Re: My Story (was first post...now rewritten)

Post by gherkin001 »

Hi and welcome to the forum!

Kirsty
DySpRaXiA dOeSnT mAkE lIfE hArDeR, jUsT mOrE cOmPlIcAtEd.
DooleyD
New member - welcome them!
Posts: 1
Joined: Mon Jan 13, 2014 12:51 am

Re: My Story (was first post...now rewritten)

Post by DooleyD »

Hello, Michelle

Thank you for sharing your story. It was like reading an account of my life. I am 37 and had to navigate the same things in yhe 80s and 90s when there was far less understanding.

One thing I was told recently was that there may be a new diagnosis that covers all of the symptoms you describe and I also experience. It is called cognitive visual impairment and is caused by hypoxia following a febrile seizure or lack of oxygen during birth. Look up the work of Gordon Dutton. Mainly scars form in the brain limiting range of vision. Because this happens when we are babies we are not aware of this limitation and just adapt.

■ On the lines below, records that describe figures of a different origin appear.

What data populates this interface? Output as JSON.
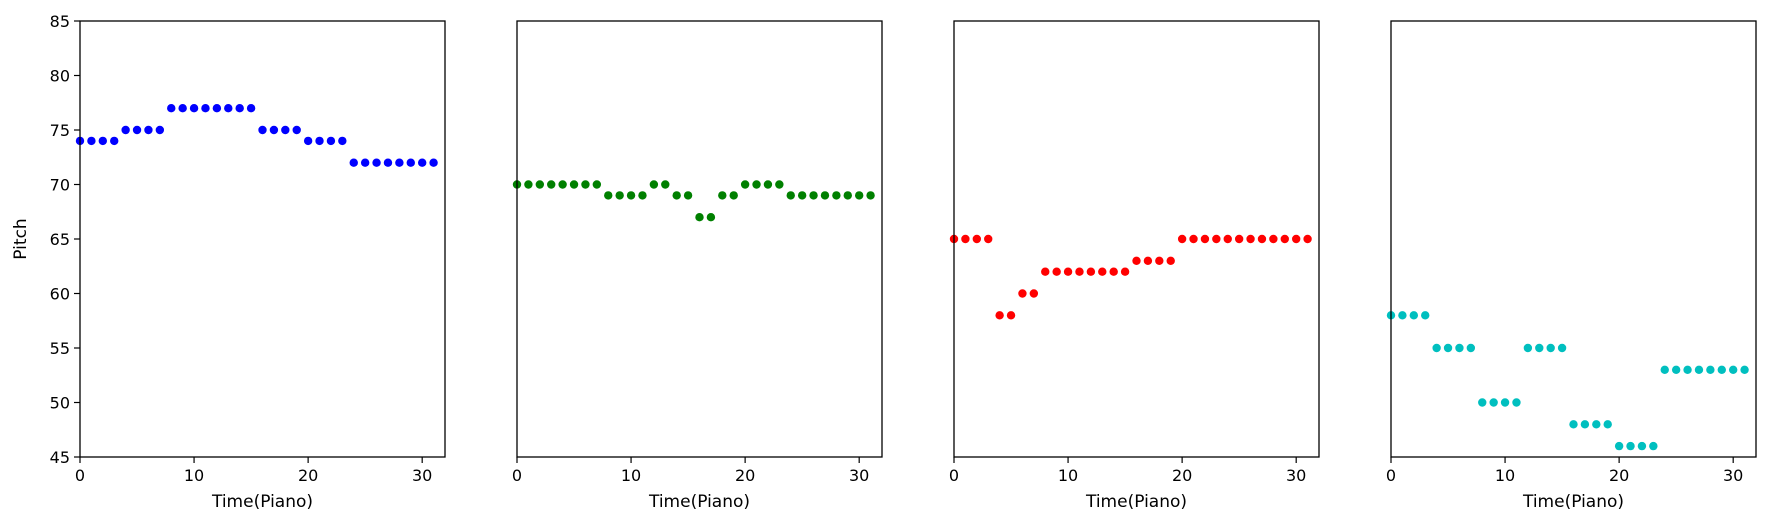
{
  "chart_data": [
    {
      "type": "scatter",
      "xlabel": "Time(Piano)",
      "ylabel": "Pitch",
      "xlim": [
        0,
        32
      ],
      "ylim": [
        45,
        85
      ],
      "x_ticks": [
        0,
        10,
        20,
        30
      ],
      "y_ticks": [
        45,
        50,
        55,
        60,
        65,
        70,
        75,
        80,
        85
      ],
      "show_y_ticks": true,
      "color": "#0000ff",
      "x": [
        0,
        1,
        2,
        3,
        4,
        5,
        6,
        7,
        8,
        9,
        10,
        11,
        12,
        13,
        14,
        15,
        16,
        17,
        18,
        19,
        20,
        21,
        22,
        23,
        24,
        25,
        26,
        27,
        28,
        29,
        30,
        31
      ],
      "y": [
        74,
        74,
        74,
        74,
        75,
        75,
        75,
        75,
        77,
        77,
        77,
        77,
        77,
        77,
        77,
        77,
        75,
        75,
        75,
        75,
        74,
        74,
        74,
        74,
        72,
        72,
        72,
        72,
        72,
        72,
        72,
        72
      ]
    },
    {
      "type": "scatter",
      "xlabel": "Time(Piano)",
      "ylabel": "",
      "xlim": [
        0,
        32
      ],
      "ylim": [
        45,
        85
      ],
      "x_ticks": [
        0,
        10,
        20,
        30
      ],
      "y_ticks": [],
      "show_y_ticks": false,
      "color": "#008000",
      "x": [
        0,
        1,
        2,
        3,
        4,
        5,
        6,
        7,
        8,
        9,
        10,
        11,
        12,
        13,
        14,
        15,
        16,
        17,
        18,
        19,
        20,
        21,
        22,
        23,
        24,
        25,
        26,
        27,
        28,
        29,
        30,
        31
      ],
      "y": [
        70,
        70,
        70,
        70,
        70,
        70,
        70,
        70,
        69,
        69,
        69,
        69,
        70,
        70,
        69,
        69,
        67,
        67,
        69,
        69,
        70,
        70,
        70,
        70,
        69,
        69,
        69,
        69,
        69,
        69,
        69,
        69
      ]
    },
    {
      "type": "scatter",
      "xlabel": "Time(Piano)",
      "ylabel": "",
      "xlim": [
        0,
        32
      ],
      "ylim": [
        45,
        85
      ],
      "x_ticks": [
        0,
        10,
        20,
        30
      ],
      "y_ticks": [],
      "show_y_ticks": false,
      "color": "#ff0000",
      "x": [
        0,
        1,
        2,
        3,
        4,
        5,
        6,
        7,
        8,
        9,
        10,
        11,
        12,
        13,
        14,
        15,
        16,
        17,
        18,
        19,
        20,
        21,
        22,
        23,
        24,
        25,
        26,
        27,
        28,
        29,
        30,
        31
      ],
      "y": [
        65,
        65,
        65,
        65,
        58,
        58,
        60,
        60,
        62,
        62,
        62,
        62,
        62,
        62,
        62,
        62,
        63,
        63,
        63,
        63,
        65,
        65,
        65,
        65,
        65,
        65,
        65,
        65,
        65,
        65,
        65,
        65
      ]
    },
    {
      "type": "scatter",
      "xlabel": "Time(Piano)",
      "ylabel": "",
      "xlim": [
        0,
        32
      ],
      "ylim": [
        45,
        85
      ],
      "x_ticks": [
        0,
        10,
        20,
        30
      ],
      "y_ticks": [],
      "show_y_ticks": false,
      "color": "#00bfbf",
      "x": [
        0,
        1,
        2,
        3,
        4,
        5,
        6,
        7,
        8,
        9,
        10,
        11,
        12,
        13,
        14,
        15,
        16,
        17,
        18,
        19,
        20,
        21,
        22,
        23,
        24,
        25,
        26,
        27,
        28,
        29,
        30,
        31
      ],
      "y": [
        58,
        58,
        58,
        58,
        55,
        55,
        55,
        55,
        50,
        50,
        50,
        50,
        55,
        55,
        55,
        55,
        48,
        48,
        48,
        48,
        46,
        46,
        46,
        46,
        53,
        53,
        53,
        53,
        53,
        53,
        53,
        53
      ]
    }
  ]
}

Also, regarding education after many struggles and failed attempts at education I have managed to do three masters and a PhD. It may take longer than most but you will get there if that is what you want. Hang in there. :)
michele
Getting settled in
Posts: 37
Joined: Fri Aug 22, 2008 9:03 am
Location: Illinois, USA (UK heritage)

Re: My Story (was first post...now rewritten)

Post by michele »

I haven't been back here in a long time, but got summoned by a personal message...Dooley I was surprised to find your reply and just read the wikipedia entry on cognitive visual impairment. I do see why you are pointing me in that direction though no one would ever consider me blind. It is possible that there is some relationship between CVI and my form of dyspraxia, however. I did a quick google search but did not spot any obvious research on a mild form of CVI that would allow one to drive and be a prolific reader and a gamer or of classifiying CVI and Dypraxia as being related. We do not know the cause of dyspraxia but many have had brain insults of some kind so as two syndromes that can result from impairment in a similar portion of the brain there is something worth looking into. I'm not sure I actually care which label people throw on me, I have never had a clear cut single one but you have given me food for thought and I want to know more.

Michele
"When none of the offfical paths lead you anywhere good there is a simple solution...forget about roads."